How LaSM Pulls GUI Agents’ Attention Back from Deceptive Pop‑up Attacks
The paper introduces LaSM (Layer‑wise Scaling Mechanism), a training‑free weight‑scaling patch that restores GUI agents’ focus by selectively amplifying attention and MLP weights in critical middle layers, effectively defending against pop‑up‑style environment injection attacks without retraining or altering model architecture.
GUI agents interpret mobile screens as tasks, but pop‑up dialogs can hijack their attention, causing the agent to click malicious buttons. This “ghost‑hand” phenomenon is the most common and dangerous form of environment‑injection attack because the pop‑up visually resembles the user’s command.
Prior work formalizes these threats as an environment‑interference paradigm and shows that multimodal agents drift toward the pop‑up, producing erroneous action sequences. Existing defenses follow two routes: (1) retraining with negative examples of pop‑up deception, which is costly; (2) prompting the model to ignore pop‑ups, which fails when the pop‑up text is semantically aligned with the task.
The authors propose a third, “engineered‑mechanism” approach that requires no model‑structure changes, no extra inference steps, and no retraining. They introduce LaSM (Layer‑wise Scaling Mechanism), which scales the weights of a few layers once before inference, realigning attention toward task‑relevant regions.
LaSM works by multiplying the attention and MLP projection matrices of selected layers by a coefficient α, modestly amplifying their representations. To identify which layers matter, the paper visualizes layer‑wise attention heatmaps using a training‑independent method. Shallow layers scan layout, middle layers form semantic correspondences, and deep layers focus on candidate buttons that drive the final action.
Two target regions are fixed: the <icon-cross> for closing the pop‑up and the <button-confirm> that the attacker wants the agent to press. For each layer, a local patch around the target pixel is extracted, flattened, and compared across samples using cosine similarity.
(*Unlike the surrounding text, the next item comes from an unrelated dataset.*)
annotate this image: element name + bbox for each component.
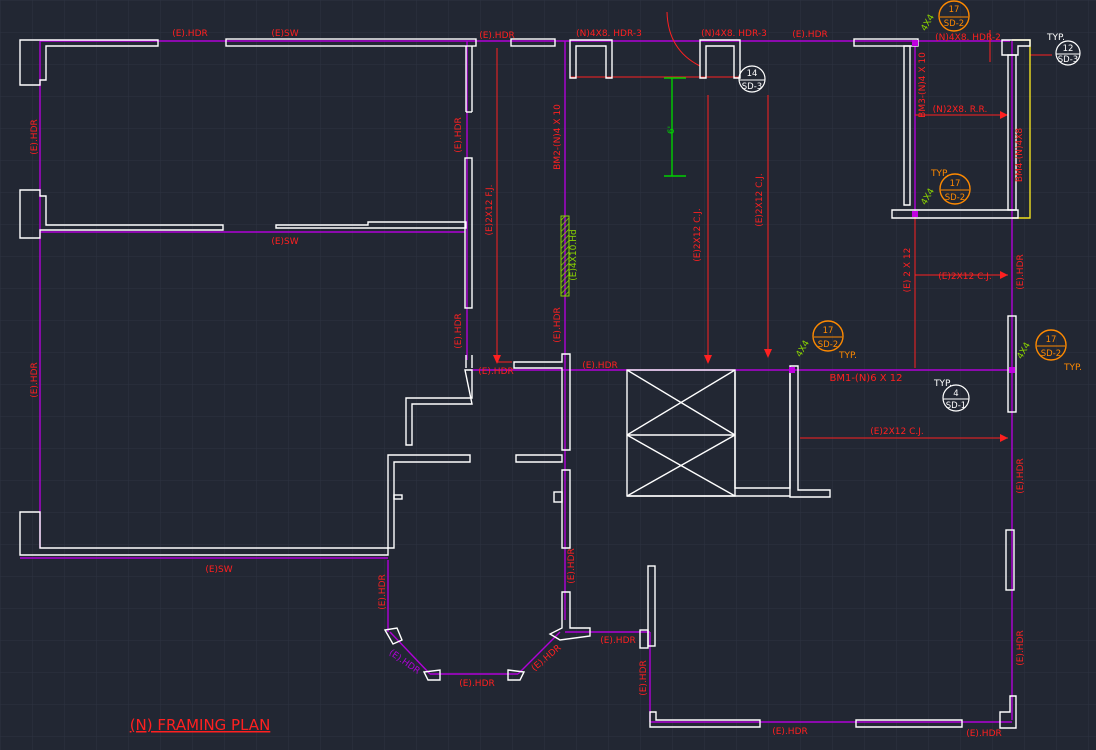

The similarity trajectories of correct versus incorrect samples diverge in middle layers, revealing a “security‑critical layer” range.
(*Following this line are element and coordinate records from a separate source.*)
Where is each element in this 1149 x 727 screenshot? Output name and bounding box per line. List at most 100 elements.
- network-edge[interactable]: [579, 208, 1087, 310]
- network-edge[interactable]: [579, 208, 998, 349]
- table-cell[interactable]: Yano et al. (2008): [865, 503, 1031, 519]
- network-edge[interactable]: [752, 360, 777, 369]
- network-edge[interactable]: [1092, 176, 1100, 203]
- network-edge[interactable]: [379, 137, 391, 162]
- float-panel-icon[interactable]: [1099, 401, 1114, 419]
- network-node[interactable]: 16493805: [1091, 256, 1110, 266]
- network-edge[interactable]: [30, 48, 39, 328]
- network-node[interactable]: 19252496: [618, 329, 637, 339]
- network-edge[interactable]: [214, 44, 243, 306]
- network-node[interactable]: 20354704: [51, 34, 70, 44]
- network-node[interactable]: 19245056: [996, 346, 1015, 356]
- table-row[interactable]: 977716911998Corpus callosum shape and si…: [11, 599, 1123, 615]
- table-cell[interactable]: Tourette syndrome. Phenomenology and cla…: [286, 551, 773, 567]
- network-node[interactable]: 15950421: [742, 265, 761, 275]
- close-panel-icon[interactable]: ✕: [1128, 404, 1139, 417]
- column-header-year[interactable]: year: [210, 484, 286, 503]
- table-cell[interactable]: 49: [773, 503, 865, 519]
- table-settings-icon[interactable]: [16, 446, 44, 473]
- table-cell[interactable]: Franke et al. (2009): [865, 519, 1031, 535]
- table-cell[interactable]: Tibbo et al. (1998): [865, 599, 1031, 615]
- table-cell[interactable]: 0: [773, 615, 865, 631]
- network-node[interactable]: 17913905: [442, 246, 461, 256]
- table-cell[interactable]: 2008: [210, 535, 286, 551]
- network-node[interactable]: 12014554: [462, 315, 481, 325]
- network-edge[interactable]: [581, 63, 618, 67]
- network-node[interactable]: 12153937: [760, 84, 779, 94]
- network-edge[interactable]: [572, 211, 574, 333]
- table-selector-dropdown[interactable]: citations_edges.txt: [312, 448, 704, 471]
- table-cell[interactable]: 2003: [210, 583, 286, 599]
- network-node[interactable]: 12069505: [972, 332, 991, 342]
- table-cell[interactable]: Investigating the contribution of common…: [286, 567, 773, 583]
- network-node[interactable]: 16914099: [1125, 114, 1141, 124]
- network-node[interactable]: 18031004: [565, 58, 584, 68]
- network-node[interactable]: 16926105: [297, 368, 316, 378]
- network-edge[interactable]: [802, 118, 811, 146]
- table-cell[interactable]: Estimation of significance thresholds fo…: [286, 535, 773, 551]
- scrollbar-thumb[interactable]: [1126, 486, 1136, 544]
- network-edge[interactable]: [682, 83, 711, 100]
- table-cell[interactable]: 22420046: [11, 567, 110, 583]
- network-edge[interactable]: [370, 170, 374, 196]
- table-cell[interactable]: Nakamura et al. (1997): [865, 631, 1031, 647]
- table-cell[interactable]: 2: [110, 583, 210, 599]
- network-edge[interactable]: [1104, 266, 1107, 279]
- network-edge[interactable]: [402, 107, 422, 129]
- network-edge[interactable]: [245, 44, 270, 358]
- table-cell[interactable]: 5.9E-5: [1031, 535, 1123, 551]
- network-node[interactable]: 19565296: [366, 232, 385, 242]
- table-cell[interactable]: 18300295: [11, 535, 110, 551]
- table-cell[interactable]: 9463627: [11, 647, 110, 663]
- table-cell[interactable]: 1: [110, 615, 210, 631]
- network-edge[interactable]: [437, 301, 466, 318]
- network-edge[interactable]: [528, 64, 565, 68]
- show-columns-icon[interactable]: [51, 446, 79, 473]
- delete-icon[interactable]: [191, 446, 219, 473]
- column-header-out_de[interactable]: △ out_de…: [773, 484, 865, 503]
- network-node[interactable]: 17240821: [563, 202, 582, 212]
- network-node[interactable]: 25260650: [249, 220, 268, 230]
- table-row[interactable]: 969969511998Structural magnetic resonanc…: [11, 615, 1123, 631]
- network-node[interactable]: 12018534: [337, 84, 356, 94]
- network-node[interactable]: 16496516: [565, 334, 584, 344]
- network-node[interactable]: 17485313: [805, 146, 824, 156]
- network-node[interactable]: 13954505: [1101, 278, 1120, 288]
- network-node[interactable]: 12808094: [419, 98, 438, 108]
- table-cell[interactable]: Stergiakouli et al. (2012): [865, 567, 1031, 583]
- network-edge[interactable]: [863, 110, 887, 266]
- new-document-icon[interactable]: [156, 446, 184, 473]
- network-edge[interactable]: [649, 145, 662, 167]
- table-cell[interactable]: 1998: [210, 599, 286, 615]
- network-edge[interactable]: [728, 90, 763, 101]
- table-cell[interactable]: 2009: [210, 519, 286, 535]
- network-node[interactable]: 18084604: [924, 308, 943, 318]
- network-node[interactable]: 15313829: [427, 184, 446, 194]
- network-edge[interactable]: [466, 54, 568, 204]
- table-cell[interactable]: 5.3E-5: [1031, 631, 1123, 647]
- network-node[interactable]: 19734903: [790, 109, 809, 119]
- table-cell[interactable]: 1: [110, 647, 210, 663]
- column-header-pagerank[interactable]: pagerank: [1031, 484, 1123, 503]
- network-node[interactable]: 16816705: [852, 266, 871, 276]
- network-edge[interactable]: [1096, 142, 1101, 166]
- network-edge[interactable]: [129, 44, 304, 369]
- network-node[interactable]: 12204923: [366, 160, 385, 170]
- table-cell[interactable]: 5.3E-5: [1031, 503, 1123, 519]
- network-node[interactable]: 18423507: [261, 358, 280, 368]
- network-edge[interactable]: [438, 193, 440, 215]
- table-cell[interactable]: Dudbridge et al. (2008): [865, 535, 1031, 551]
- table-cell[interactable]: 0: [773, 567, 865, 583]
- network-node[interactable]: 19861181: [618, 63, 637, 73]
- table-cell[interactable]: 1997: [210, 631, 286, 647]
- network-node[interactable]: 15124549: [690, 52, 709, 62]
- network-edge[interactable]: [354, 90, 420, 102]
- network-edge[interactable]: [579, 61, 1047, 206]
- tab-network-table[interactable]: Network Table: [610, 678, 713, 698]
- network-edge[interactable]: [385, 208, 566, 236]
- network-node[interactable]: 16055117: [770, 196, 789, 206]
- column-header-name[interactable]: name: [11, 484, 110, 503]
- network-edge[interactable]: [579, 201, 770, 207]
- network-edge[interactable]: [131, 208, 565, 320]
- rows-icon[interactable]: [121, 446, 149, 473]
Naïvely scaling all deep layers harms performance, so LaSM performs a layer‑range narrowing search: starting from full‑model scaling, it observes accuracy trends while shrinking the interval, ultimately selecting a middle‑semantic band that improves correct outputs without destabilizing higher‑level aggregation.
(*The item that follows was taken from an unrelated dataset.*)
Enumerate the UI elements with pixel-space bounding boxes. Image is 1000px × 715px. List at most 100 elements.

The scaling rule is applied as a simple Transformer residual update: for layer l, both the attention sub‑layer output and the MLP sub‑layer output are multiplied by α before proceeding. The scaling is performed on the weight matrices of the four attention projections and the two MLP matrices, not on activations, making LaSM a one‑time weight patch rather than a dynamic inference modification.
Experiments on 12 pop‑up variants (2,400 perturbed screenshots) evaluate defense success rate (DSR). LaSM consistently raises DSR across baselines. For Qwen2‑VL‑7B, baseline DSR under overlay attacks rises from 18.9 % to 66.4 % with LaSM; under inductive attacks, from 14.8 % to 68.3 %. Combining LaSM with chain‑of‑thought prompts approaches 100 % DSR. Similar gains appear for LLaVA‑v1.6‑Vicuna‑13B.
Further analysis defines AttnMean(l) as the average attention intensity on target regions per layer. Scaling the identified critical layer band raises attention on the <icon-cross> and suppresses drift toward the malicious <button-confirm>. Ablation studies show that scaling both attention and MLP weights jointly is essential: scaling only one yields DSR near zero.
α sensitivity experiments (α∈[0.9,1.3]) reveal an optimal range near 1; larger α degrades performance and can produce nonsensical outputs. Real‑world evaluation on an AndroidControl suite inserts synthetic pop‑ups into 224 episodes, yielding 911 images covering normal and attack states. LaSM improves task success rate with minimal impact on normal capability: on OS‑Atlas‑7B‑Pro, Type accuracy drops slightly (97.26 %→94.4 %), Grounding stays stable, while TSR rises from 18.75 % to 30.36 % (≈62 % relative gain).
Failure case analysis shows two edge scenarios: (1) when the screen is otherwise empty, the pop‑up becomes the sole visual anchor and dominates attention; (2) during text input, the model’s TYPE mode focuses on the keyboard layout, ignoring newly appearing pop‑ups. These observations align with recent studies on GUI agent memory shortcuts.
In summary, LaSM does not rely on stronger prompts or additional training data; instead, it exploits the layer‑wise attention drift pattern of GUI agents under pop‑up attacks, identifies a security‑critical layer interval, and applies a lightweight, deployment‑time weight‑scaling patch that pulls attention back to task‑relevant regions, markedly improving robustness in realistic mobile scenarios.